Hybride 3D-Druckstrukturen auf Basis von FDM-, SLS- und DLP-Druckteilen mit Faserverstärkung und lokaler Faserintegration

Themenbeschreibung

Additive Fertigungsverfahren bieten vielfältige Möglichkeiten zur Optimierung von Strukturen. Durch die hohe Designfreiheit und die kostengünstige Herstellung kleiner Stückzahlen sind Bauteile möglich, die mit konventionellen Verfahren nur schwierig oder nicht fertigbar sind.
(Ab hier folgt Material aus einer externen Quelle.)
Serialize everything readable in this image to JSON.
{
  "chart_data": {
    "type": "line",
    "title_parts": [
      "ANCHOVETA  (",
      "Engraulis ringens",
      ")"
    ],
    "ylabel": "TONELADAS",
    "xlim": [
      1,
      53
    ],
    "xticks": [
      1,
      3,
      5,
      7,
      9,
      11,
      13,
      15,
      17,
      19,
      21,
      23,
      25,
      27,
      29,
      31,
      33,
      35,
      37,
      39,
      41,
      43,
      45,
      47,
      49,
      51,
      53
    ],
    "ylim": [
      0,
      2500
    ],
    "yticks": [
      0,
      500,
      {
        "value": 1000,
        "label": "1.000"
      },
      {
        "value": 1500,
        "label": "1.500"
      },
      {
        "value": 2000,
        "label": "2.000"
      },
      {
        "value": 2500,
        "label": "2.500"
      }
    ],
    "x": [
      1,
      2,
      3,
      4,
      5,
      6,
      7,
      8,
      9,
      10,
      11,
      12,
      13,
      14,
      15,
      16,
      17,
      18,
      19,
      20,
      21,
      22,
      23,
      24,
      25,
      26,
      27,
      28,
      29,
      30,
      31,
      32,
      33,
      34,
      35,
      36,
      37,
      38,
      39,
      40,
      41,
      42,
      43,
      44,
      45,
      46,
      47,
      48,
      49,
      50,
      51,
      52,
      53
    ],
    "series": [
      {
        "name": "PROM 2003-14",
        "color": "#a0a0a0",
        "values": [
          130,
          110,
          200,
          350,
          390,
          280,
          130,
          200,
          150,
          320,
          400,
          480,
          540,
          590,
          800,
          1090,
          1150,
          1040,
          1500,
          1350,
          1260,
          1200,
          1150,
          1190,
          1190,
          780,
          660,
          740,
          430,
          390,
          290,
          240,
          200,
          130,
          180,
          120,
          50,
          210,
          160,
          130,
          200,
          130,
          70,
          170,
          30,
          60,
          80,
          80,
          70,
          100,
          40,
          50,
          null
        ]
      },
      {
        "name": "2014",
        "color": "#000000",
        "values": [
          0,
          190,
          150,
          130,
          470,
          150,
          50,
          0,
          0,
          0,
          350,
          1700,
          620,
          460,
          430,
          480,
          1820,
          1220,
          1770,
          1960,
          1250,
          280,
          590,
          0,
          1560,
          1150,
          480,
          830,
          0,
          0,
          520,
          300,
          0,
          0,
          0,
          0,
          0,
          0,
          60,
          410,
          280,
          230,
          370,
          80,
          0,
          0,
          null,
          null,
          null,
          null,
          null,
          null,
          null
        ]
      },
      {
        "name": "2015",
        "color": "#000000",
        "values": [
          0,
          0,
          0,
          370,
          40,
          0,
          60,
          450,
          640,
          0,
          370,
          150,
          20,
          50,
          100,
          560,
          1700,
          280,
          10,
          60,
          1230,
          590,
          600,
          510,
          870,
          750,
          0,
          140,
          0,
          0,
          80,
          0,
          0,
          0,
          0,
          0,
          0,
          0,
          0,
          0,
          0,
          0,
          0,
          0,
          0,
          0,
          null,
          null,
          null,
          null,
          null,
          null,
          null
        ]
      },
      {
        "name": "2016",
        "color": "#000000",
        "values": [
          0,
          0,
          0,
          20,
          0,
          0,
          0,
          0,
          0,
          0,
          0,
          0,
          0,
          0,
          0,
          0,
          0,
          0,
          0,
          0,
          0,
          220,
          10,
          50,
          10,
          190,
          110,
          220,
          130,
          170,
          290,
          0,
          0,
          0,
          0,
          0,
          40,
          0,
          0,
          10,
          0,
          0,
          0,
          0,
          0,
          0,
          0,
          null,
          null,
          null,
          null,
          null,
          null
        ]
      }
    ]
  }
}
Eine Ergänzung der gedruckten Strukturen um beispielsweise eine lastpfadgerechte lokale Faserverstärkung erhöht das Einsatzpotential weiter.
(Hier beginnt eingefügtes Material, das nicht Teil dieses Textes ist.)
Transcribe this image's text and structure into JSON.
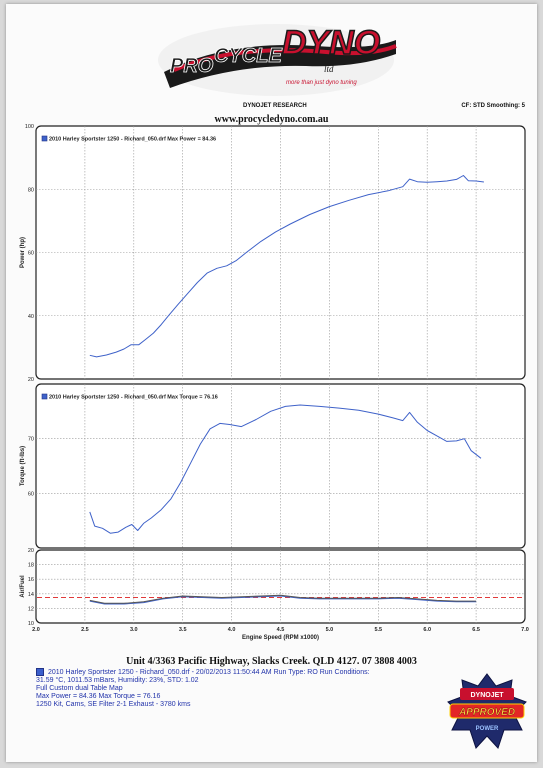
{
  "header": {
    "brand": "DYNOJET RESEARCH",
    "settings": "CF: STD  Smoothing: 5",
    "url": "www.procycledyno.com.au"
  },
  "logo": {
    "text_pro": "PRO",
    "text_cycle": "CYCLE",
    "text_dyno": "DYNO",
    "text_ltd": "ltd",
    "tagline": "more than just dyno tuning"
  },
  "chart_data": [
    {
      "type": "line",
      "title": "2010 Harley Sportster 1250 - Richard_050.drf Max Power = 84.36",
      "ylabel": "Power (hp)",
      "xlabel": "",
      "xlim": [
        2.0,
        7.0
      ],
      "ylim": [
        20,
        100
      ],
      "yticks": [
        20,
        40,
        60,
        80,
        100
      ],
      "xticks": [
        2.0,
        2.5,
        3.0,
        3.5,
        4.0,
        4.5,
        5.0,
        5.5,
        6.0,
        6.5,
        7.0
      ],
      "grid": true,
      "series": [
        {
          "color": "#3f62c9",
          "x": [
            2.55,
            2.62,
            2.72,
            2.82,
            2.9,
            2.97,
            3.05,
            3.12,
            3.2,
            3.28,
            3.36,
            3.45,
            3.55,
            3.65,
            3.75,
            3.85,
            3.95,
            4.05,
            4.15,
            4.3,
            4.45,
            4.6,
            4.8,
            5.0,
            5.2,
            5.4,
            5.6,
            5.75,
            5.82,
            5.9,
            6.0,
            6.1,
            6.2,
            6.3,
            6.37,
            6.42,
            6.5,
            6.58
          ],
          "y": [
            27.5,
            27.0,
            27.6,
            28.5,
            29.5,
            30.8,
            30.8,
            32.5,
            34.5,
            37.2,
            40.2,
            43.5,
            47.0,
            50.5,
            53.5,
            55.0,
            55.8,
            57.5,
            60.0,
            63.5,
            66.5,
            69.0,
            72.0,
            74.5,
            76.5,
            78.3,
            79.5,
            80.8,
            83.2,
            82.4,
            82.2,
            82.4,
            82.6,
            83.1,
            84.36,
            82.7,
            82.6,
            82.3
          ]
        }
      ]
    },
    {
      "type": "line",
      "title": "2010 Harley Sportster 1250 - Richard_050.drf Max Torque = 76.16",
      "ylabel": "Torque (ft-lbs)",
      "xlabel": "",
      "xlim": [
        2.0,
        7.0
      ],
      "ylim": [
        50,
        80
      ],
      "yticks": [
        60,
        70
      ],
      "xticks": [
        2.0,
        2.5,
        3.0,
        3.5,
        4.0,
        4.5,
        5.0,
        5.5,
        6.0,
        6.5,
        7.0
      ],
      "grid": true,
      "series": [
        {
          "color": "#3f62c9",
          "x": [
            2.55,
            2.6,
            2.68,
            2.76,
            2.84,
            2.92,
            2.98,
            3.04,
            3.1,
            3.18,
            3.28,
            3.38,
            3.48,
            3.58,
            3.68,
            3.78,
            3.88,
            3.98,
            4.1,
            4.25,
            4.4,
            4.55,
            4.7,
            4.9,
            5.1,
            5.3,
            5.5,
            5.65,
            5.75,
            5.82,
            5.9,
            6.0,
            6.1,
            6.2,
            6.3,
            6.38,
            6.45,
            6.55
          ],
          "y": [
            56.6,
            54.0,
            53.6,
            52.7,
            52.9,
            53.8,
            54.3,
            53.2,
            54.5,
            55.5,
            57.0,
            59.0,
            62.0,
            65.5,
            69.0,
            71.8,
            72.8,
            72.6,
            72.2,
            73.5,
            75.0,
            75.9,
            76.16,
            75.9,
            75.6,
            75.2,
            74.5,
            73.8,
            73.3,
            74.8,
            73.0,
            71.5,
            70.5,
            69.5,
            69.6,
            70.0,
            67.8,
            66.4
          ]
        }
      ]
    },
    {
      "type": "line",
      "title": "",
      "ylabel": "Air/Fuel",
      "xlabel": "Engine Speed (RPM x1000)",
      "xlim": [
        2.0,
        7.0
      ],
      "ylim": [
        10,
        20
      ],
      "yticks": [
        10,
        12,
        14,
        16,
        18,
        20
      ],
      "xticks": [
        2.0,
        2.5,
        3.0,
        3.5,
        4.0,
        4.5,
        5.0,
        5.5,
        6.0,
        6.5,
        7.0
      ],
      "xtick_labels": [
        "2.0",
        "2.5",
        "3.0",
        "3.5",
        "4.0",
        "4.5",
        "5.0",
        "5.5",
        "6.0",
        "6.5",
        "7.0"
      ],
      "grid": true,
      "reference_line": {
        "y": 13.5,
        "color": "#e03a3a",
        "style": "dashed"
      },
      "series": [
        {
          "color": "#3f62c9",
          "x": [
            2.55,
            2.7,
            2.9,
            3.1,
            3.3,
            3.5,
            3.7,
            3.9,
            4.1,
            4.3,
            4.5,
            4.7,
            4.9,
            5.1,
            5.3,
            5.5,
            5.7,
            5.9,
            6.1,
            6.3,
            6.5
          ],
          "y": [
            13.0,
            12.6,
            12.6,
            12.8,
            13.3,
            13.6,
            13.5,
            13.4,
            13.5,
            13.6,
            13.7,
            13.4,
            13.3,
            13.3,
            13.3,
            13.3,
            13.4,
            13.2,
            13.0,
            12.9,
            12.9
          ]
        },
        {
          "color": "#555555",
          "x": [
            2.55,
            2.7,
            2.9,
            3.1,
            3.3,
            3.5,
            3.7,
            3.9,
            4.1,
            4.3,
            4.5,
            4.7,
            4.9,
            5.1,
            5.3,
            5.5,
            5.7,
            5.9,
            6.1,
            6.3,
            6.5
          ],
          "y": [
            13.1,
            12.7,
            12.7,
            12.9,
            13.4,
            13.7,
            13.6,
            13.5,
            13.6,
            13.7,
            13.8,
            13.5,
            13.4,
            13.4,
            13.4,
            13.4,
            13.5,
            13.3,
            13.1,
            13.0,
            13.0
          ]
        }
      ]
    }
  ],
  "footer": {
    "address": "Unit 4/3363 Pacific Highway, Slacks Creek. QLD 4127. 07 3808 4003",
    "run_line": "2010 Harley Sportster 1250 - Richard_050.drf - 20/02/2013 11:50:44 AM  Run Type: RO  Run Conditions:",
    "conditions": "31.59 °C, 1011.53 mBars,  Humidity:  23%, STD: 1.02",
    "map": "Full Custom dual Table Map",
    "max_values": "Max Power = 84.36  Max Torque = 76.16",
    "mods": "1250 Kit, Cams, SE Filter 2-1 Exhaust - 3780 kms"
  },
  "badge": {
    "top": "DYNOJET",
    "word": "APPROVED",
    "bottom": "POWER"
  },
  "colors": {
    "curve": "#3f62c9",
    "target_afr": "#e03a3a",
    "logo_red": "#c8102e",
    "logo_dark": "#1a1a1a"
  }
}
Interessierte Studenten können Additive Fertigungsverfahren als Teil der Vorlesung „Werkstoffe und Fertigungsverfahren für die Luftfahrt“ oder über das praktisch orientierte Seminar „Additive Fertigungsverfahren“ kennenlernen. In letzterem werden die Grundlagen verschiedener AF-Verfahren gelehrt und das Wissen anhand einer Leichtbaukomponente konstruktiv und experimentell umgesetzt.

Kurzfaserverstärkte Stereolithografie mittels DLP: Zur vollständig automatisierten und ressourcenschonenden Produktion von Kunststoffbauteilen gilt die additive Fertigung als vielversprechender Ansatz. Durch die Entwicklung von Flächenbelichtungstechnologien im Bereich der Stereolithografie (SL) ist nun aufgrund der simultanen Schichtherstellung eine deutliche Steigerung des Produktionsvolumens möglich.
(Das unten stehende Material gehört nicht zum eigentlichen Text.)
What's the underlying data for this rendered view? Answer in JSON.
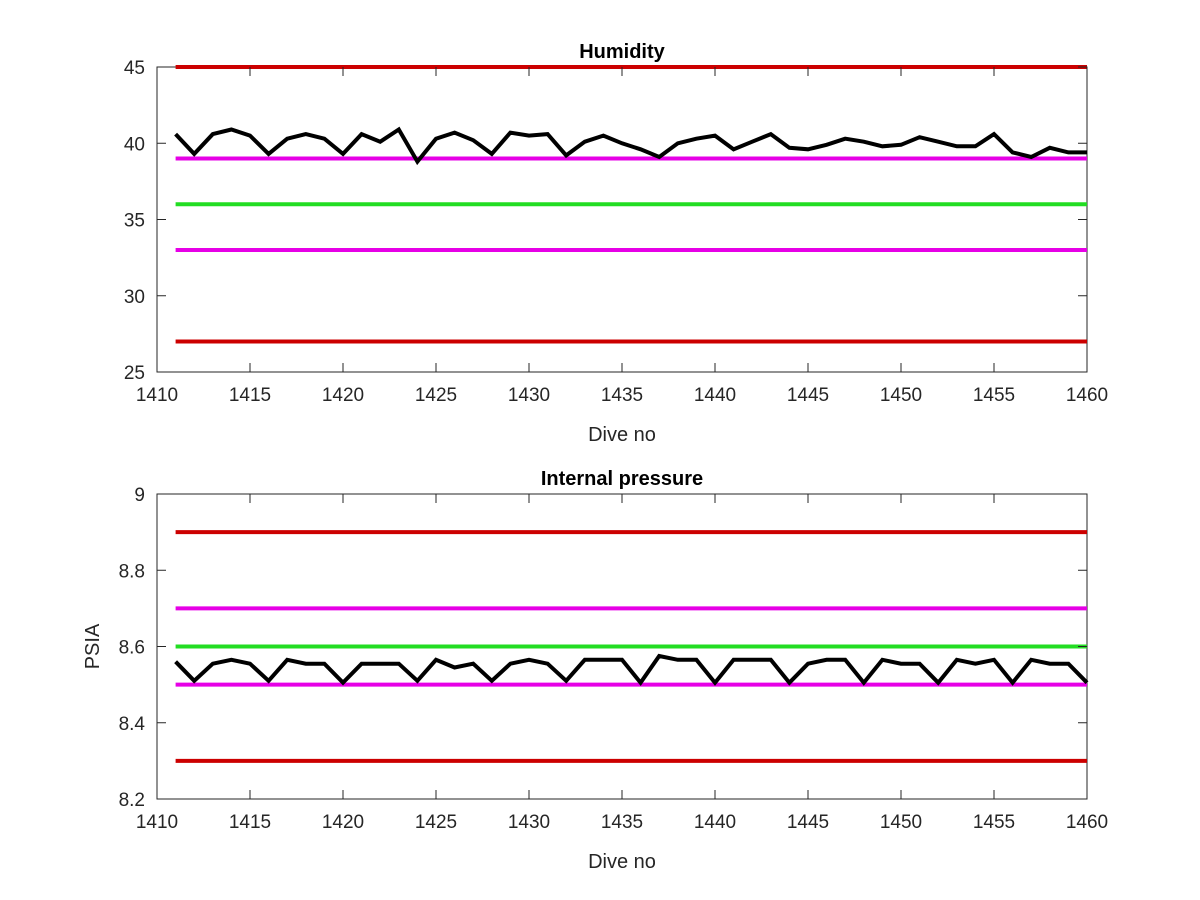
{
  "chart_data": [
    {
      "type": "line",
      "title": "Humidity",
      "xlabel": "Dive no",
      "ylabel": "",
      "xlim": [
        1410,
        1460
      ],
      "ylim": [
        25,
        45
      ],
      "xticks": [
        1410,
        1415,
        1420,
        1425,
        1430,
        1435,
        1440,
        1445,
        1450,
        1455,
        1460
      ],
      "yticks": [
        25,
        30,
        35,
        40,
        45
      ],
      "grid": false,
      "box": true,
      "reference_lines": [
        {
          "y": 45,
          "x_range": [
            1411,
            1460
          ],
          "color": "#cc0000"
        },
        {
          "y": 39,
          "x_range": [
            1411,
            1460
          ],
          "color": "#e600e6"
        },
        {
          "y": 36,
          "x_range": [
            1411,
            1460
          ],
          "color": "#22dd22"
        },
        {
          "y": 33,
          "x_range": [
            1411,
            1460
          ],
          "color": "#e600e6"
        },
        {
          "y": 27,
          "x_range": [
            1411,
            1460
          ],
          "color": "#cc0000"
        }
      ],
      "series": [
        {
          "color": "#000000",
          "x": [
            1411,
            1412,
            1413,
            1414,
            1415,
            1416,
            1417,
            1418,
            1419,
            1420,
            1421,
            1422,
            1423,
            1424,
            1425,
            1426,
            1427,
            1428,
            1429,
            1430,
            1431,
            1432,
            1433,
            1434,
            1435,
            1436,
            1437,
            1438,
            1439,
            1440,
            1441,
            1442,
            1443,
            1444,
            1445,
            1446,
            1447,
            1448,
            1449,
            1450,
            1451,
            1452,
            1453,
            1454,
            1455,
            1456,
            1457,
            1458,
            1459,
            1460
          ],
          "y": [
            40.6,
            39.3,
            40.6,
            40.9,
            40.5,
            39.3,
            40.3,
            40.6,
            40.3,
            39.3,
            40.6,
            40.1,
            40.9,
            38.8,
            40.3,
            40.7,
            40.2,
            39.3,
            40.7,
            40.5,
            40.6,
            39.2,
            40.1,
            40.5,
            40,
            39.6,
            39.1,
            40,
            40.3,
            40.5,
            39.6,
            40.1,
            40.6,
            39.7,
            39.6,
            39.9,
            40.3,
            40.1,
            39.8,
            39.9,
            40.4,
            40.1,
            39.8,
            39.8,
            40.6,
            39.4,
            39.1,
            39.7,
            39.4,
            39.4
          ]
        }
      ]
    },
    {
      "type": "line",
      "title": "Internal pressure",
      "xlabel": "Dive no",
      "ylabel": "PSIA",
      "xlim": [
        1410,
        1460
      ],
      "ylim": [
        8.2,
        9
      ],
      "xticks": [
        1410,
        1415,
        1420,
        1425,
        1430,
        1435,
        1440,
        1445,
        1450,
        1455,
        1460
      ],
      "yticks": [
        8.2,
        8.4,
        8.6,
        8.8,
        9
      ],
      "grid": false,
      "box": true,
      "reference_lines": [
        {
          "y": 8.9,
          "x_range": [
            1411,
            1460
          ],
          "color": "#cc0000"
        },
        {
          "y": 8.7,
          "x_range": [
            1411,
            1460
          ],
          "color": "#e600e6"
        },
        {
          "y": 8.6,
          "x_range": [
            1411,
            1460
          ],
          "color": "#22dd22"
        },
        {
          "y": 8.5,
          "x_range": [
            1411,
            1460
          ],
          "color": "#e600e6"
        },
        {
          "y": 8.3,
          "x_range": [
            1411,
            1460
          ],
          "color": "#cc0000"
        }
      ],
      "series": [
        {
          "color": "#000000",
          "x": [
            1411,
            1412,
            1413,
            1414,
            1415,
            1416,
            1417,
            1418,
            1419,
            1420,
            1421,
            1422,
            1423,
            1424,
            1425,
            1426,
            1427,
            1428,
            1429,
            1430,
            1431,
            1432,
            1433,
            1434,
            1435,
            1436,
            1437,
            1438,
            1439,
            1440,
            1441,
            1442,
            1443,
            1444,
            1445,
            1446,
            1447,
            1448,
            1449,
            1450,
            1451,
            1452,
            1453,
            1454,
            1455,
            1456,
            1457,
            1458,
            1459,
            1460
          ],
          "y": [
            8.56,
            8.51,
            8.555,
            8.565,
            8.555,
            8.51,
            8.565,
            8.555,
            8.555,
            8.505,
            8.555,
            8.555,
            8.555,
            8.51,
            8.565,
            8.545,
            8.555,
            8.51,
            8.555,
            8.565,
            8.555,
            8.51,
            8.565,
            8.565,
            8.565,
            8.505,
            8.575,
            8.565,
            8.565,
            8.505,
            8.565,
            8.565,
            8.565,
            8.505,
            8.555,
            8.565,
            8.565,
            8.505,
            8.565,
            8.555,
            8.555,
            8.505,
            8.565,
            8.555,
            8.565,
            8.505,
            8.565,
            8.555,
            8.555,
            8.505
          ]
        }
      ]
    }
  ]
}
Da die Werkstoffeigenschaften von marktüblichen photoreaktiven Duroplasten limitiert sind, wird im Rahmen der Forschungstätigkeiten im Projekt SYMPA (BMBF) die Verstärkung mittels Kurzfasern untersucht. Ziel ist es hierbei, die prozessbedingten Limitationen zu ermitteln und anschließend zur Maximierung der Werkstoffeigenschaften zu erweitern.

Hybride 3D-Druckstrukturen:  In diesem Forschungsfeld wird die Kombination von faserverstärkten und additiven Fertigungsverfahren untersucht. Der Ansatz besteht dabei in der sequentiellen Schichtung von 3D-gedruckten Elementen und lastpfadgerecht eingebetteten Faserverbundkomponenten. Hierbei sollen die Faserlagen nicht nur in einer Ebene, sondern auf gekrümmten Bahnen im Raum abgelegt werden. Dadurch soll es möglich werden, Kraftverläufe in hybriden 3D-Druckstrukturen im Raum lastpfadgerecht zu optimieren und auszulegen.

Für die Vereinigung der einzelnen Subelemente soll möglichst auf Additive oder Klebstoffe verzichtet werden. Die Fügestellen zwischen den Subelementen müssen dennoch von einer derartigen Güte sein, dass auf kraftschlüssige Verbindungselemente verzichtet werden kann. Die 3D-Druck-Subelemente dienen im Fertigungsprozess als Formen für die faserverstärkten Subelemente. Dies ermöglicht insbesondere für kleine Stückzahlen eine kostengünstige Fertigung und ein Höchstmaß an Flexibilität.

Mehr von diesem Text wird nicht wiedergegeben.